Des jeunes qui avaient assisté à la scène auraient alors réagi à leur tour en cassant du matériel. Le jeune voyageur a été arrêté et aurait été blessé. Lorsque je suis arrivée à la gare du Nord, deux heures plus tard, j’ai vraiment eu le sentiment d’être dans un climat insurrectionnel tant la présence policière par son importance dégageait de violence. J’ai vu les jeunes casser un photomaton, des vitrines publicitaires, des distributeurs mais pas d’interpellations. Je les ai découvertes à la télévision et j’ai compris là à quoi servaient les bergers allemands avec lesquels les CRS arpentaient les couloirs de la gare de manière extrêmement menaçante. Ils ont lancé des bombes lacrymogènes à plusieurs reprises aux différents niveaux de la gare contre les personnes qui demandaient la libération du jeune.

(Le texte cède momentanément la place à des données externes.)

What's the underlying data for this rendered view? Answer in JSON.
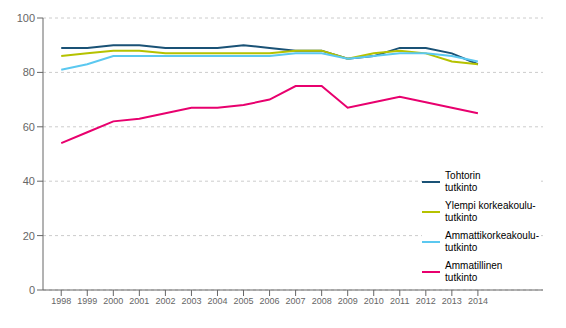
{
  "chart_data": {
    "type": "line",
    "x": [
      1998,
      1999,
      2000,
      2001,
      2002,
      2003,
      2004,
      2005,
      2006,
      2007,
      2008,
      2009,
      2010,
      2011,
      2012,
      2013,
      2014
    ],
    "series": [
      {
        "name": "Tohtorin\ntutkinto",
        "color": "#1a5276",
        "values": [
          89,
          89,
          90,
          90,
          89,
          89,
          89,
          90,
          89,
          88,
          88,
          85,
          86,
          89,
          89,
          87,
          83
        ]
      },
      {
        "name": "Ylempi korkeakoulu-\ntutkinto",
        "color": "#b5c200",
        "values": [
          86,
          87,
          88,
          88,
          87,
          87,
          87,
          87,
          87,
          88,
          88,
          85,
          87,
          88,
          87,
          84,
          83
        ]
      },
      {
        "name": "Ammattikorkeakoulu-\ntutkinto",
        "color": "#5bc8f0",
        "values": [
          81,
          83,
          86,
          86,
          86,
          86,
          86,
          86,
          86,
          87,
          87,
          85,
          86,
          87,
          87,
          86,
          84
        ]
      },
      {
        "name": "Ammatillinen\ntutkinto",
        "color": "#e8006e",
        "values": [
          54,
          58,
          62,
          63,
          65,
          67,
          67,
          68,
          70,
          75,
          75,
          67,
          69,
          71,
          69,
          67,
          65
        ]
      }
    ],
    "xlim": [
      1997.3,
      2016.5
    ],
    "xticks": [
      1998,
      1999,
      2000,
      2001,
      2002,
      2003,
      2004,
      2005,
      2006,
      2007,
      2008,
      2009,
      2010,
      2011,
      2012,
      2013,
      2014
    ],
    "ylim": [
      0,
      100
    ],
    "yticks": [
      0,
      20,
      40,
      60,
      80,
      100
    ],
    "grid": true,
    "legend": "lower right"
  }
}
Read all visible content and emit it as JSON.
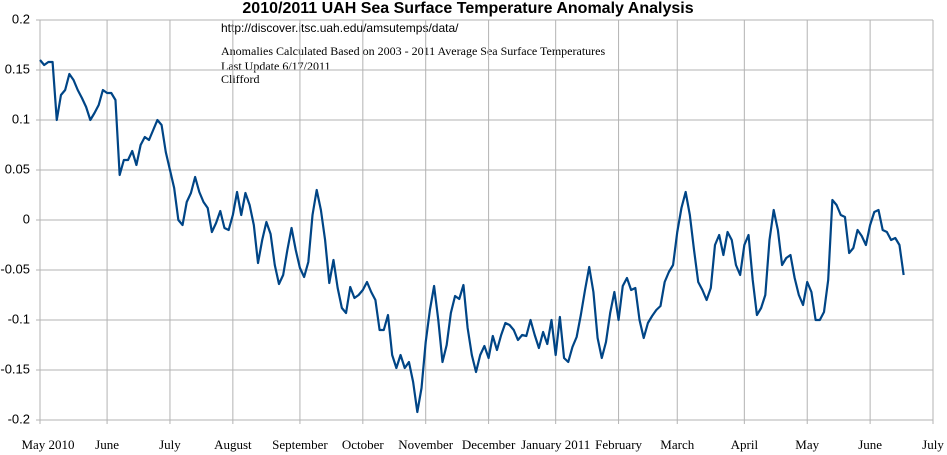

Les jeunes et les personnes présent·e·s ont crié des slogans «police partout, justice nulle part» ou «Sarkozy,fils de pute». ça faisait très plaisir . La lassitude des gens et le raz le bol des jeunes étaient très perceptibles. Sentiment aussi qu’il suffit désormais d’un rien (ce qui n’était évidemment pas le cas ce jour à la gare du Nord puisqu’une personne a été passée à tabac ) pour que ça explose. Frappée aussi par l’absence de peur de ces jeunes de se frotter à la police et d’aller aux charbons. Intrigué par l’attitude de la police qui, me semble-t-il, aurait pu calmer le jeu en se retirant au lieu de quoi elle s’est déployée de façon pléthorique, violente et imposante. Même s’il s’agit d’un coup monté par les ennemis politiques de Sarkozy, il n’empêche que la situation sociale catastrophique contenue par des dispositifs sécuritaires pousse à ce type d’événements. Lorsque je suis arrivée à 18h, de nombreuses télés, radios et photographes étaient présents. Pourtant, j’ai entendu sur I-Tv et France intox pardon France Info, «que l’interpellation d’un jeune sans ticket aurait provoqué des incidents à la gare du Nord». Je ne sais pas ce qui s’est dit ailleurs.

Mais vu qu’aucun média n’était présent au moment du passage à tabac (qui a donc déclenché ces réactions), j’imagine que nous avons entendu, eux et moi, les mêmes témoignages.

On a d’ailleurs senti avec Khaled (journaliste) une certaine animosité vis à vis des médias et en même temps les jeunes n’ont pas hésité, pour certains, à se mettre en scène devant les caméras. Ce qui finalement montre à quel point les médias ne sont pas pris au sérieux par toute une catégorie de la population. Ça faisait en tout cas chaud au cœur d’apprendre que des gens (je ne sais pas dans quelle proportion) se sont opposés aux forces de l’ordre et plus largement à cette politique de la peur qui vise à réduire chacun au silence.